WASHINGTON, March 29 (UPI) -- Senators of both parties are pushing for U.S. intelligence agencies to assess the danger to the nation's security posed by global warming.
Sens. Richard Durbin, D-Ill., and Chuck Hagel, R-Neb., Wednesday introduced legislation that would "require a National Intelligence Estimate to assess the security challenges presented by the world's changing climate," according to a statement from their offices.
National Intelligence Estimates, or NIEs, represent the best information and thinking of the 16 U.S. intelligence agencies, distilled by their analysts into a series of key judgments about national security threats and other issues.
The legislation will also fund additional research by the Department of Defense in order to examine the impact of climate change on military operations.
"For years, too many of us have viewed global warming as simply an environmental or economic issue. We now need to consider it as a security concern," said Durbin.

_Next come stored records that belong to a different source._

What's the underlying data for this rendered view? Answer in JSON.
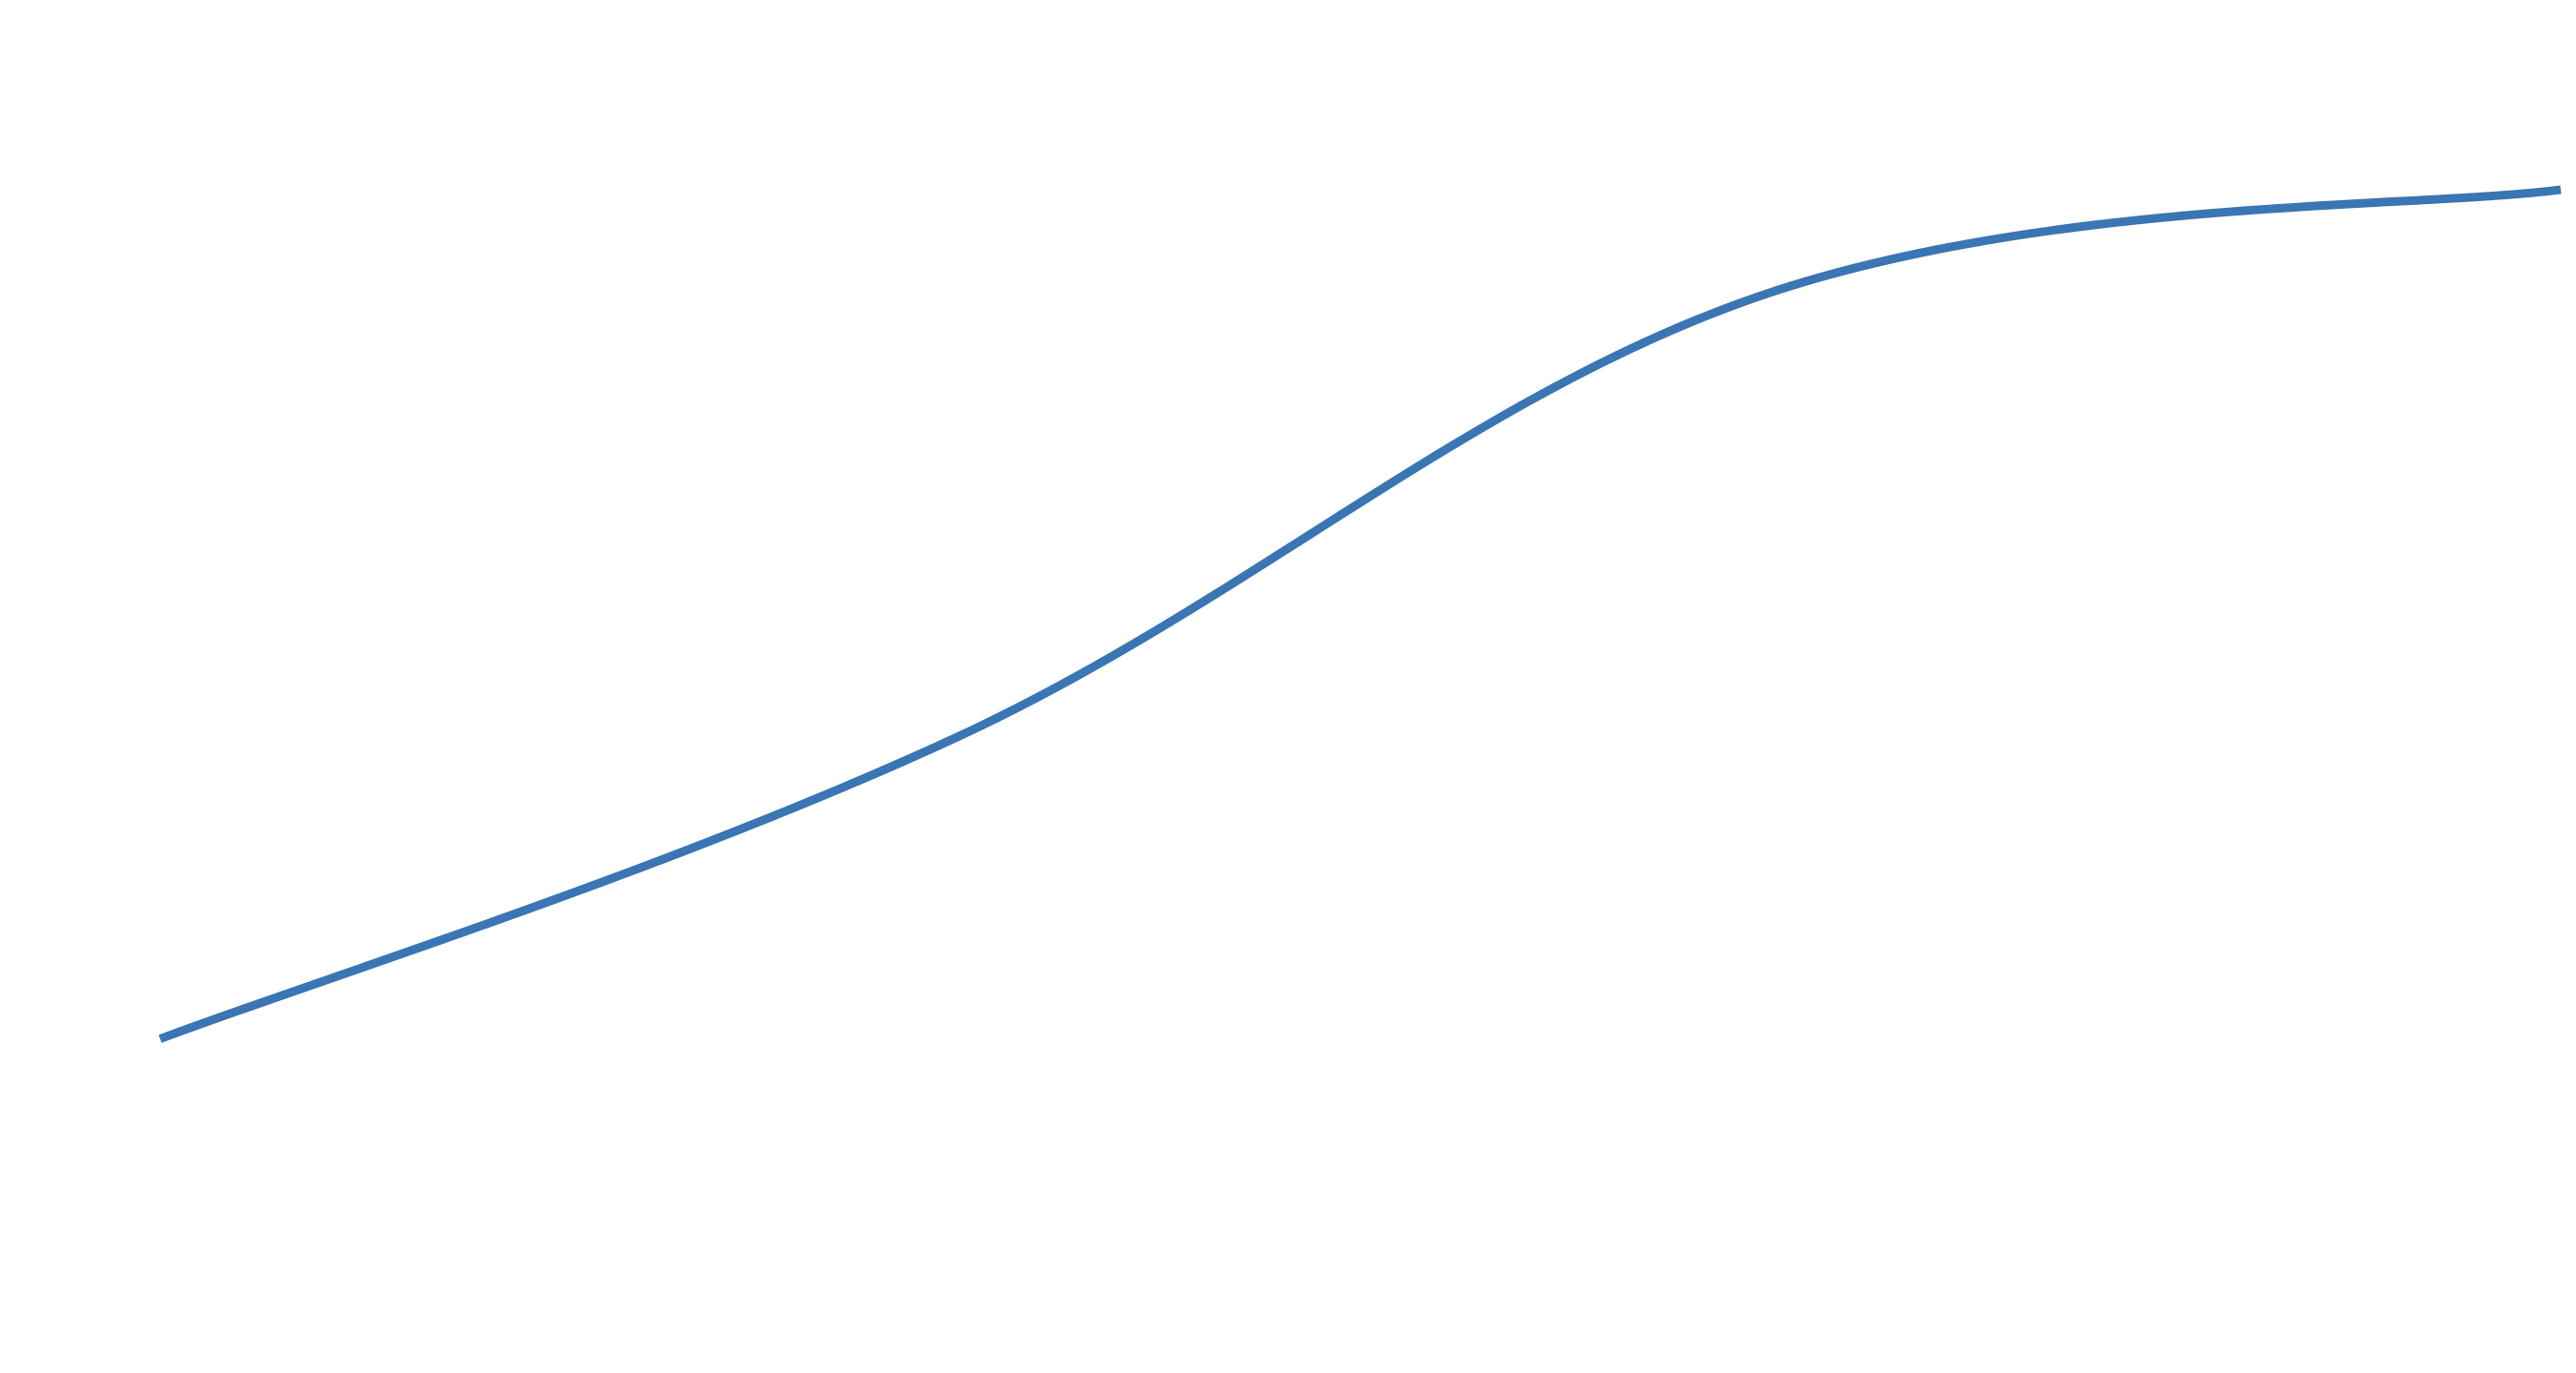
{
  "colors": {
    "background": "#ffffff",
    "series_line": "#3a75b4"
  },
  "chart_data": {
    "type": "line",
    "title": "",
    "xlabel": "",
    "ylabel": "",
    "grid": false,
    "legend": "none",
    "x": [
      0,
      1,
      2,
      3
    ],
    "xlim": [
      0,
      3
    ],
    "ylim": [
      0,
      1.7
    ],
    "smooth": true,
    "series": [
      {
        "values": [
          0.34,
          0.74,
          1.32,
          1.46
        ]
      }
    ]
  }
}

"Many of the most severe effects of global warming are expected in regions where fragile governments are least capable of responding to them," he said, adding the NIE "will guide policymakers in protecting our national security and averting potential international crises."
Hagel said it was essential to address "the issue of climate change with a national strategy that incorporates economic, environmental and energy priorities."
The Global Climate Change Security Oversight bill calls for "a strategic estimate of the risks posed by global climate change for countries or regions that are of particular economic or military significance to the United States or that are at serious risk of humanitarian suffering," according to the statement, adding it will "assess the political, social, agricultural, and economic challenges for countries and their likely impact" over the next 30 years.
"Environmental changes caused by global warming represent a potential threat multiplier for instability around the world. Scarce water, for example, may exacerbate conflict along economic, ethnic, or sectarian divisions. Water shortages, food insecurity, or flooding -- all of which may occur as a result of rising global temperatures -- could also displace people, forcing them to migrate," the statement said.